Le retrait des effectifs de la MINUAR s’est effectué avec rapidité, puisque le 25 avril 1994, elle ne comprenait plus que 460 hommes à Kigali.
Le Père Guy Theunis a établi devant la Mission un parallèle entre le calendrier des décisions de l’ONU et celui du génocide, estimant " que le retrait des casques bleus avait, d’une part, laissé libre cours à la participation populaire aux massacres et avait, d’autre part, favorisé leur extension à l’ensemble du pays ".

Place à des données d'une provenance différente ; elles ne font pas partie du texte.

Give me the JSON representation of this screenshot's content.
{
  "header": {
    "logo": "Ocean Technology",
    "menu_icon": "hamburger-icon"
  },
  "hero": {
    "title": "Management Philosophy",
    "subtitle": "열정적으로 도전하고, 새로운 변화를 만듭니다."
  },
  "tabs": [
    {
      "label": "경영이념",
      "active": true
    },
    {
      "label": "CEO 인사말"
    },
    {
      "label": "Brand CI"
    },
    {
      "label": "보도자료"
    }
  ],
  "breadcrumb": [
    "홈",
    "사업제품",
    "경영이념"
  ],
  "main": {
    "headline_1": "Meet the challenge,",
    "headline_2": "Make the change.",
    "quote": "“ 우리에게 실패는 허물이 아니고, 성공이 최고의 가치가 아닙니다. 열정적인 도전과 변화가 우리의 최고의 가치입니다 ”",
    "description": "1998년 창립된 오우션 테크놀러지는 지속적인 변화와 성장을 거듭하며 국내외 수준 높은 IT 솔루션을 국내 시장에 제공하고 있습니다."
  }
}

En prétendant que la continuation du processus d’Arusha était encore possible, l’ONU était fort logiquement conduite à légitimer les deux parties, dont il devenait pourtant de plus en plus évident au fil des jours et des informations recueillies, que l’une d’entre elles était à l’origine du génocide en cours. En réponse à une question de la Mission, M. Kofi Annan a d’ailleurs précisé que " le Conseil de sécurité, par l’entremise du Représentant spécial du Secrétaire général et du Commandant de la force, a maintenu des contacts avec le Gouvernement intérimaire dans le contexte de ses efforts répétés en vue d’assurer un cessez le feu ". Il est vrai également que le représentant dudit Gouvernement était présent au sein du Conseil de sécurité puisque le Rwanda y siégeait pour deux ans depuis le 1er janvier 1994 en tant que membre non-permanent.
Le FPR refusait de son côté tout contact avec le Gouvernement intérimaire, qu’il a très tôt dénoncé comme l’instigateur du génocide.
Voulant faire négocier des parties qui ne se reconnaissaient plus, l’attitude du Conseil de sécurité conduisait alors inéluctablement à une impasse, ce que reconnut finalement le Secrétaire général. Dans une lettre datée du 29 avril adressée au Président du Conseil de sécurité, M. Boutros Boutros-Ghali affirmait qu’" il est aujourd’hui clair que ce mandat ne permet pas à la MINUAR de prendre des mesures efficaces pour mettre fin aux massacres ". Il demandait au Conseil de " réexaminer les décisions qu’il a prises dans sa résolution 912 et d’examiner à nouveau quelles mesures, y compris le recours à la force, il pourrait prendre ou pourrait autoriser les Etats à prendre, afin de rétablir l’ordre public et de mettre fin aux massacres ". Il ajoutait également : " en faisant cette recommandation, je suis bien entendu conscient que de telles mesures nécessiteraient des Etats membres qu’ils y consacrent des ressources humaines et matérielles, d’une importance telle qu’ils se sont montrés jusqu’ici peu disposés à y songer ".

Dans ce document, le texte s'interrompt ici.